When the first bites of soup were eaten, the table went quiet. Then there were rolls of wow, mmm, ooh, and finally, requests for the recipe. The rest of the meal was also absolutely delicious, but the Butternut Squash Soup would have taken a prize had there been a recipe contest. Other than Pilar, who saw me make it, I don’t think anyone believed that it is one of the easiest recipes in the world to make. Other than the annoyance of peeling the butternut squash (a job I find absolutely unpleasant and tedious because the thin skin is so firmly attached to the flesh of the squash, and the whole thing is heavy and slippery while getting peeled) there’s practically no work involved and the results are outstanding.
The Full Moon
The dinner was made even more magical by the fact that the perigee moon of September 27th was the same night, so we got up between courses to watch the eclipse. And since the event seemed so momentous, we decided to gather for a small intention “ritual” after the dishes had been cleared and dessert had. We gathered in my living room and each wrote on a paper the things we’d like to let go of, and the traits or intentions we’d like to bring in. Even the men joined us in our girlie-goddess ritual! Together we shed fears, overwhelm, chaos in our lives, aches and pains keeping some of my guests from fulfilling their joys and goals, and other limitations. We shared these with each other with the intention of supporting each other in letting go. We could also each relate to the other's struggles. Then we burned these in an old smudge shell I keep in my fireplace when not in use, along with some cedar and sage. Next we shared what we welcome in as our desired traits and practices: patience, presence, more time to ski were some of what we each welcomed in.
The End of the Evening
It got quite late – after 11 – which is now late to my friends who are mostly no longer in their 20s and who had work and early travel the next morning. A group photo, one more look at the moon past eclipse and turning red (the “blood moon”), and hugs, kisses and well-wishes for until we meet again as everyone parted.

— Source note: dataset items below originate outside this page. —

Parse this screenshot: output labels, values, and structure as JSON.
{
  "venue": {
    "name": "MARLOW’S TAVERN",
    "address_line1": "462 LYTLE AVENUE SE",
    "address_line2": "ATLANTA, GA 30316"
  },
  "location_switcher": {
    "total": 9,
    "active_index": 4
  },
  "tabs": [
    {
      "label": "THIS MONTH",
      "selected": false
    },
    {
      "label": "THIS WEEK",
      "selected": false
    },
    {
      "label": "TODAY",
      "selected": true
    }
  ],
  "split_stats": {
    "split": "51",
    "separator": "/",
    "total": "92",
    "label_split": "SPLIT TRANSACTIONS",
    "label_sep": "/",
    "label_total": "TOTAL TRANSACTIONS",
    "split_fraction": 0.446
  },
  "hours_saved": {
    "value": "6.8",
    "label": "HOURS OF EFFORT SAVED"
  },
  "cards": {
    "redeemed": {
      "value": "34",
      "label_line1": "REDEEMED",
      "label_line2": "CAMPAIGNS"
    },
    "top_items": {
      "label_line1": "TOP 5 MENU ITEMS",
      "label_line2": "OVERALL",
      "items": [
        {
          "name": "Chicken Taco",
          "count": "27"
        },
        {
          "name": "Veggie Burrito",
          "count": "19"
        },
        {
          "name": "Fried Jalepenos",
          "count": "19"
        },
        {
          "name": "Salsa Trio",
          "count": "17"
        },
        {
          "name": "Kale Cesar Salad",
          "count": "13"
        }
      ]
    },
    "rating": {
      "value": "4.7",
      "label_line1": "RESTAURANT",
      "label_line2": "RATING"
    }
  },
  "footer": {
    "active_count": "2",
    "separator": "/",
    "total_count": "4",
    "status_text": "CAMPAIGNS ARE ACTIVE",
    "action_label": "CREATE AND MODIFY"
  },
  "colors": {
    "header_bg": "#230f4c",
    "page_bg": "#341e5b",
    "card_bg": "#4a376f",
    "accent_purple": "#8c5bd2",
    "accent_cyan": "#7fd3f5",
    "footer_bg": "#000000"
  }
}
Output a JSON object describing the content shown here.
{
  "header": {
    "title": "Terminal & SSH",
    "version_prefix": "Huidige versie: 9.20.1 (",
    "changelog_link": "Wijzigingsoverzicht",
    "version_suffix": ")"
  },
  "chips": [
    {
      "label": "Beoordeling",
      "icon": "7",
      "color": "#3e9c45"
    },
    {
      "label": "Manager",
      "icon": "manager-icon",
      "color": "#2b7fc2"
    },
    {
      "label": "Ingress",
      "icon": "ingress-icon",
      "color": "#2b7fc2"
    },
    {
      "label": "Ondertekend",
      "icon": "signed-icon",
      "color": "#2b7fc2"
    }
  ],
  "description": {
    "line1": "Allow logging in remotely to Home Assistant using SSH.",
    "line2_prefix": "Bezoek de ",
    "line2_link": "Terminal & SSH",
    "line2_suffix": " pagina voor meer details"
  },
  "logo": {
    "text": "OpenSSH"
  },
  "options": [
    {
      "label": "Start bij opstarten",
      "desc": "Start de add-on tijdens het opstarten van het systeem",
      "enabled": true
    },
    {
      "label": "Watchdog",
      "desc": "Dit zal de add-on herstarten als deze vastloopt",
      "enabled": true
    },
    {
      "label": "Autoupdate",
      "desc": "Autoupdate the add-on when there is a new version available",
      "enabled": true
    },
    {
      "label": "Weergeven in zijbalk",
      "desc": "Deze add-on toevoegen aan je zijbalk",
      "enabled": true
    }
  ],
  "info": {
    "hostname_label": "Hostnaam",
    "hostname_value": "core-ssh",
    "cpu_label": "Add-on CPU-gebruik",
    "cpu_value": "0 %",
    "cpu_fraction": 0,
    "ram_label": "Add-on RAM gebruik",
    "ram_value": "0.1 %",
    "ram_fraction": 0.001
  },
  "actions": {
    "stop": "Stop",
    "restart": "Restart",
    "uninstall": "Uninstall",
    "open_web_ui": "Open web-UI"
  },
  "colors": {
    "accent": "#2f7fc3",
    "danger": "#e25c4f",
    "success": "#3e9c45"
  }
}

During dinner Pilar leaned over to me and said, “You know Aviva, if this medicine thing ever doesn’t work out for you, you seriously have a career as a chef.” For now, I’ll stick with the medicine thing, serve food to friends and family, and share recipes with you, my dear reader. But, in so many ways, from its health giving effects to its heart and soul nourishment, both for the giver and receiver, food is the best medicine. So perhaps for me, food and medicine will always go hand in hand.